A social worker talks with a homeless teenage girl on a bridge. Jupiterimages/liquidlibrary/Getty Images Plus/Getty Images

You may pass them on the street or at busy intersections, walking with backpacks and little else. They crowd outside familiar hostels and are spread throughout the city of Houston. They are homeless youth, and many are being exploited.

A social works hands a homeless teenage boy a blanket. Jupiterimages/liquidlibrary/Getty Images Plus/Getty Images

“Usually when a youth is vulnerable in one way, they are vulnerable in many ways,” said UH researcher, Sarah Carter Narendorf.

She and her team in the Graduate College of Social Work are beginning to think about youth and young adult homelessness as separate from chronic homelessness. “Young people tend to think of themselves differently; we should in turn, think about youth homelessness differently, too.”

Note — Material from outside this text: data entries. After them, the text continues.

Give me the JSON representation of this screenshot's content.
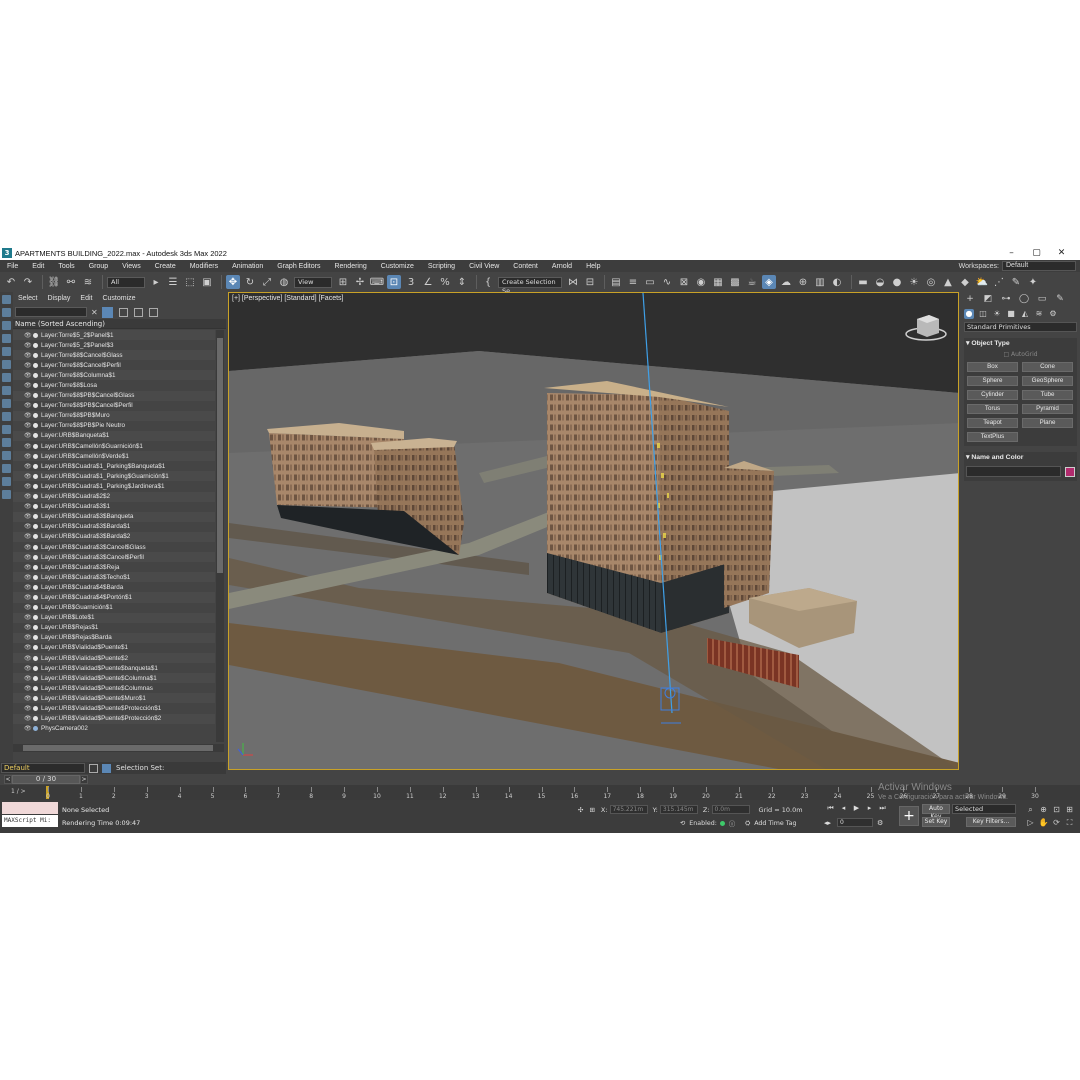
{
  "window": {
    "title": "APARTMENTS BUILDING_2022.max - Autodesk 3ds Max 2022",
    "controls": [
      "–",
      "▢",
      "✕"
    ]
  },
  "menu": [
    "File",
    "Edit",
    "Tools",
    "Group",
    "Views",
    "Create",
    "Modifiers",
    "Animation",
    "Graph Editors",
    "Rendering",
    "Customize",
    "Scripting",
    "Civil View",
    "Content",
    "Arnold",
    "Help"
  ],
  "workspaces": {
    "label": "Workspaces:",
    "value": "Default"
  },
  "toolbar": {
    "selection_filter": "All",
    "ref_coord": "View",
    "named_selection": "Create Selection Se"
  },
  "explorer": {
    "tabs": [
      "Select",
      "Display",
      "Edit",
      "Customize"
    ],
    "column_header": "Name (Sorted Ascending)",
    "items": [
      "Layer:Torre$5_2$Panel$1",
      "Layer:Torre$5_2$Panel$3",
      "Layer:Torre$8$Cancel$Glass",
      "Layer:Torre$8$Cancel$Perfil",
      "Layer:Torre$8$Columna$1",
      "Layer:Torre$8$Losa",
      "Layer:Torre$8$PB$Cancel$Glass",
      "Layer:Torre$8$PB$Cancel$Perfil",
      "Layer:Torre$8$PB$Muro",
      "Layer:Torre$8$PB$Pie Neutro",
      "Layer:URB$Banqueta$1",
      "Layer:URB$Camellón$Guarnición$1",
      "Layer:URB$Camellón$Verde$1",
      "Layer:URB$Cuadra$1_Parking$Banqueta$1",
      "Layer:URB$Cuadra$1_Parking$Guarnición$1",
      "Layer:URB$Cuadra$1_Parking$Jardinera$1",
      "Layer:URB$Cuadra$2$2",
      "Layer:URB$Cuadra$3$1",
      "Layer:URB$Cuadra$3$Banqueta",
      "Layer:URB$Cuadra$3$Barda$1",
      "Layer:URB$Cuadra$3$Barda$2",
      "Layer:URB$Cuadra$3$Cancel$Glass",
      "Layer:URB$Cuadra$3$Cancel$Perfil",
      "Layer:URB$Cuadra$3$Reja",
      "Layer:URB$Cuadra$3$Techo$1",
      "Layer:URB$Cuadra$4$Barda",
      "Layer:URB$Cuadra$4$Portón$1",
      "Layer:URB$Guarnición$1",
      "Layer:URB$Lote$1",
      "Layer:URB$Rejas$1",
      "Layer:URB$Rejas$Barda",
      "Layer:URB$Vialidad$Puente$1",
      "Layer:URB$Vialidad$Puente$2",
      "Layer:URB$Vialidad$Puente$banqueta$1",
      "Layer:URB$Vialidad$Puente$Columna$1",
      "Layer:URB$Vialidad$Puente$Columnas",
      "Layer:URB$Vialidad$Puente$Muro$1",
      "Layer:URB$Vialidad$Puente$Protección$1",
      "Layer:URB$Vialidad$Puente$Protección$2",
      "PhysCamera002"
    ]
  },
  "layer_bar": {
    "layer": "Default",
    "selection_set_label": "Selection Set:"
  },
  "frame_counter": "0 / 30",
  "viewport": {
    "label": "[+] [Perspective] [Standard] [Facets]"
  },
  "command_panel": {
    "dropdown": "Standard Primitives",
    "object_type_title": "Object Type",
    "autogrid": "AutoGrid",
    "primitives": [
      "Box",
      "Cone",
      "Sphere",
      "GeoSphere",
      "Cylinder",
      "Tube",
      "Torus",
      "Pyramid",
      "Teapot",
      "Plane",
      "TextPlus"
    ],
    "name_color_title": "Name and Color",
    "swatch_color": "#b22b6e"
  },
  "timeline": {
    "frame_indicator": "1 / >",
    "ticks": [
      "0",
      "1",
      "2",
      "3",
      "4",
      "5",
      "6",
      "7",
      "8",
      "9",
      "10",
      "11",
      "12",
      "13",
      "14",
      "15",
      "16",
      "17",
      "18",
      "19",
      "20",
      "21",
      "22",
      "23",
      "24",
      "25",
      "26",
      "27",
      "28",
      "29",
      "30"
    ]
  },
  "status": {
    "maxscript": "MAXScript Mi:",
    "selection": "None Selected",
    "render_time": "Rendering Time  0:09:47",
    "x_label": "X:",
    "x_value": "745.221m",
    "y_label": "Y:",
    "y_value": "315.145m",
    "z_label": "Z:",
    "z_value": "0.0m",
    "grid": "Grid = 10.0m",
    "enabled": "Enabled:",
    "add_time_tag": "Add Time Tag",
    "auto_key": "Auto Key",
    "set_key": "Set Key",
    "key_mode": "Selected",
    "key_filters": "Key Filters...",
    "current_frame": "0"
  },
  "watermark": {
    "line1": "Activar Windows",
    "line2": "Ve a Configuración para activar Windows."
  },
  "colors": {
    "ui_bg": "#444444",
    "accent": "#5b87b5",
    "viewport_border": "#c9a227",
    "building_tan": "#a8876a"
  }
}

For young people, being homeless is usually a temporary and, hopefully, non-recurrent situation. Narendorf’s research shows that if we intervene early, we can help marginalized young adults who don’t have the traditional familial or social support networks.

Whether facing a pregnancy, aging out of foster care or leaving the juvenile detention system, Narendorf focuses her research on those facing homelessness who are between 16-25 years old.

Rapid rehousing options and job placement opportunities through private and governmental programs have differing levels of success. Programs like UH’s Diamond Family Scholars program, which gives a leg up to young adults aging out of the foster care system, allow education to figure into the equation and are infinitely helpful.

“The most important thing is to take a holistic view of homelessness,” advises Narendorf. Criminal backgrounds, childcare constraints and transportation issues all play a part in youth getting and holding down jobs – which in turn, lead to different levels of housing stability. “These youth face so many barriers in our system.”

An upcoming project will analyze how a young person’s social networks – talking with influential people in their social circles – affect their mental health and decision-making skills.